Despite its economic successes, India is a place where some are still oppressed by the caste system, poverty, hunger and exploitative moneylending?

HUNGER is an everyday reality for Nanku Bhuyian, a Maha Dalit or lowest-caste widow from the remote and arid Jalhe Bhongia village in India’s eastern Bihar state, seemingly forgotten by the local authorities.

On a good day, the 50-year-old and her family of six survive on boiled roots and leaves from the native chakura tree – provided she can manage to scrounge some water and firewood and wild fruits foraged from the swiftly depleting forest 21km away – a 12-hour return journey.

It has been months since Bhuyian or her family ate either an onion or a potato. They simply cannot afford either.

On other days, they often go to sleep hungry and thirsty as the only pump in the village frequently runs dry and the trip to the nearest, fetid water pond over hard, sun-baked earth takes more than three hours to negotiate during the summer months.
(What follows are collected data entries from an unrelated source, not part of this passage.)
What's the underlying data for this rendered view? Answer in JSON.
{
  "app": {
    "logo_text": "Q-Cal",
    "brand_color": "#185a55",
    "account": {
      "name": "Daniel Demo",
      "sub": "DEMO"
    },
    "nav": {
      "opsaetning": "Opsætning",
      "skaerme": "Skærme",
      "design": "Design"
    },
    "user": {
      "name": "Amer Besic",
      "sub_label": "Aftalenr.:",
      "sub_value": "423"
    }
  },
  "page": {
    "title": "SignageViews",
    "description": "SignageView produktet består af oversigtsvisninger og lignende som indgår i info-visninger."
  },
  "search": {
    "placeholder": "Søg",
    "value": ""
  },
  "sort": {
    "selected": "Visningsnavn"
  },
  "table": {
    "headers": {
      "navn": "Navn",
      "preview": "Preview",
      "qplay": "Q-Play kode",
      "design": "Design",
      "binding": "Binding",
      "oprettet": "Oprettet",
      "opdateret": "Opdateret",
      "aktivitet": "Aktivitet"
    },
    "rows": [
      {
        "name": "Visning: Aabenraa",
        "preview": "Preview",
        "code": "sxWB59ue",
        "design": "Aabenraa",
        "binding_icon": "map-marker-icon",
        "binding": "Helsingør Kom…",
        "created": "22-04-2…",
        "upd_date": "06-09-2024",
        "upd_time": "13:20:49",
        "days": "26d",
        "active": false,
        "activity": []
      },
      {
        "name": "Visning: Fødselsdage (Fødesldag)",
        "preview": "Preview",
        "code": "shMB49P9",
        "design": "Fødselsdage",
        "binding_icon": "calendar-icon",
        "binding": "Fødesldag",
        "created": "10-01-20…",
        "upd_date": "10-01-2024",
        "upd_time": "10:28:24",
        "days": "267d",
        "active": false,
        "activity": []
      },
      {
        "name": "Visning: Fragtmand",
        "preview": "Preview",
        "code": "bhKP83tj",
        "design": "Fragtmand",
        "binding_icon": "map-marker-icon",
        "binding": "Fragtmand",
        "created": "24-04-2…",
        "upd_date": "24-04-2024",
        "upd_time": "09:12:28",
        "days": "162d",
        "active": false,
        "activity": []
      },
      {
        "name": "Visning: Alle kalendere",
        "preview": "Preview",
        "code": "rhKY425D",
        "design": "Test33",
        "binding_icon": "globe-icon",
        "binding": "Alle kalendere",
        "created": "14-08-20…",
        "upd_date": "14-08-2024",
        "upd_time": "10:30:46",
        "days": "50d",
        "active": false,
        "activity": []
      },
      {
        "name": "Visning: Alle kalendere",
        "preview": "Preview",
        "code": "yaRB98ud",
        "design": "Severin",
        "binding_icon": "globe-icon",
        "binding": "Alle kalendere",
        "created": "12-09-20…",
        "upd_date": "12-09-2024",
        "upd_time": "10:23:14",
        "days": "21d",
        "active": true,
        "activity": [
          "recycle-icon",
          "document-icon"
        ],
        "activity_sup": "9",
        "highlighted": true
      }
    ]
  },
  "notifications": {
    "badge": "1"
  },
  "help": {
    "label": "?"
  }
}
Five years ago, Bhuyian’s only son, Heera Lal (30), and 13 famished villagers died after consuming the remains of a goat which they exhumed a week after it was buried on the outskirts of Jalhe, barely 150km south of the provincial capital, Patna.

“Animals here are better off than human beings in this cursed, holy region,” the illiterate Bhuyian said last week of her predominantly lowest-caste village, which is close to Bodh Gaya, the place where Lord Buddha attained enlightenment 2,555 years ago under a giant tree before going on to propagate Buddhism.

“At least they die with dignity; we don’t even have that luxury,” she added matter-of-factly, recounting in unsettling detail her son’s death as several of her grandchildren milled listlessly around her in searing temperatures of over 45 degrees.